München - Für einen Euro am Tag sollen alle Münchner mit den öffentlichen Verkehrsmitteln fahren können, und zwar das ganze Jahr über im gesamten Netz. Das fordern die Stadtratsfraktionen der CSU, ÖDP und Die Linke nun in einem gemeinsamen Antrag. Ziel ist, dass das 365-Euro-Ticket spätestens bis zum Fahrplanwechsel 2023 eingeführt wird. Die Kosten dafür schätzen CSU, ÖDP und Linke auf 110 Millionen Euro im Jahr.

Kommt bald das 365-Euro-Ticket für alle?

Die Stadt würde durch ein 365-Euro-Ticket noch "lebenswerter und die Luft reiner", heißt es in dem Antrag, den die drei großen Oppositionsparteien des Stadtrats zusammen verfasst haben. Ihre Idee stellten die Fraktionsvorsitzenden von CSU, ÖDP und der Linken am Dienstag gemeinsam vor. Das sei in der Tat eine ungewöhnliche Konstellation, kommentierte der Fraktionsvorsitzende der Linken Stefan Jagel diesen Zusammenschluss.

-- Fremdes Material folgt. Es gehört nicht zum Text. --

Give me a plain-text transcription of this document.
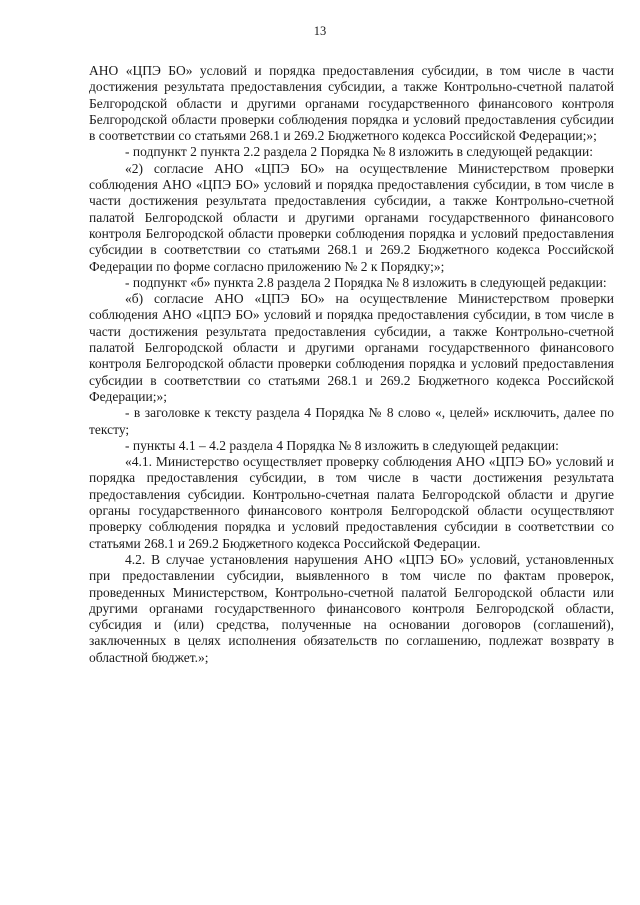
13

АНО «ЦПЭ БО» условий и порядка предоставления субсидии, в том числе в части достижения результата предоставления субсидии, а также Контрольно-счетной палатой Белгородской области и другими органами государственного финансового контроля Белгородской области проверки соблюдения порядка и условий предоставления субсидии в соответствии со статьями 268.1 и 269.2 Бюджетного кодекса Российской Федерации;»;

- подпункт 2 пункта 2.2 раздела 2 Порядка № 8 изложить в следующей редакции:

«2) согласие АНО «ЦПЭ БО» на осуществление Министерством проверки соблюдения АНО «ЦПЭ БО» условий и порядка предоставления субсидии, в том числе в части достижения результата предоставления субсидии, а также Контрольно-счетной палатой Белгородской области и другими органами государственного финансового контроля Белгородской области проверки соблюдения порядка и условий предоставления субсидии в соответствии со статьями 268.1 и 269.2 Бюджетного кодекса Российской Федерации по форме согласно приложению № 2 к Порядку;»;

- подпункт «б» пункта 2.8 раздела 2 Порядка № 8 изложить в следующей редакции:

«б) согласие АНО «ЦПЭ БО» на осуществление Министерством проверки соблюдения АНО «ЦПЭ БО» условий и порядка предоставления субсидии, в том числе в части достижения результата предоставления субсидии, а также Контрольно-счетной палатой Белгородской области и другими органами государственного финансового контроля Белгородской области проверки соблюдения порядка и условий предоставления субсидии в соответствии со статьями 268.1 и 269.2 Бюджетного кодекса Российской Федерации;»;

- в заголовке к тексту раздела 4 Порядка № 8 слово «, целей» исключить, далее по тексту;

- пункты 4.1 – 4.2 раздела 4 Порядка № 8 изложить в следующей редакции:

«4.1. Министерство осуществляет проверку соблюдения АНО «ЦПЭ БО» условий и порядка предоставления субсидии, в том числе в части достижения результата предоставления субсидии. Контрольно-счетная палата Белгородской области и другие органы государственного финансового контроля Белгородской области осуществляют проверку соблюдения порядка и условий предоставления субсидии в соответствии со статьями 268.1 и 269.2 Бюджетного кодекса Российской Федерации.

4.2. В случае установления нарушения АНО «ЦПЭ БО» условий, установленных при предоставлении субсидии, выявленного в том числе по фактам проверок, проведенных Министерством, Контрольно-счетной палатой Белгородской области или другими органами государственного финансового контроля Белгородской области, субсидия и (или) средства, полученные на основании договоров (соглашений), заключенных в целях исполнения обязательств по соглашению, подлежат возврату в областной бюджет.»;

Alle drei Fraktionen erhoffen sich jedoch positive Effekte – sowohl wirtschaftlich, sozial als auch ökologisch.

Wenn mehr Menschen auf Bus und Bahn umsteigen und das Auto stehenlassen, würden Straßen entlastet, Lieferanten und Handwerker kämen schneller ans Ziel, sagte Manuel Pretzl (CSU). Er rechnet außerdem mit einer Belebung der Innenstadt: Wenn die Fahrt günstig ist, würden womöglich mehr Menschen zum Einkaufen in die Stadt fahren.

Idee des 365-Euro-Tickets gibt es schon lang

Die ÖDP sieht in dem Ticket vor allem einen Beitrag zur Ökologie. "Über die Hälfte des Feinstaubs und Stickstoffdioxids in München sind auf den Kfz-Verkehr zurückzuführen", sagte deren Fraktionsvorsitzender Tobias Ruff. Und Stefan Jagel (Linke) betonte den sozialen Aspekt: 17 Prozent der Münchner seien armutsgefährdet – auch sie sollen mobil sein.

Die Idee eines 365-Euro-Tickets ist nicht neu. In Nürnberg beschloss der Stadtrat diesen Sommer, ein Jahresticket einzuführen. In Wiesbaden sollen es die Bewohner bis 2021 kaufen können. Und Regensburg führte das 365-Ticket dieses Jahr ein. In München hingegen gibt es das Jahresticket bislang nur für Schüler und Auszubildende.

365-Euro-Ticket trotz schlechter Haushaltslage?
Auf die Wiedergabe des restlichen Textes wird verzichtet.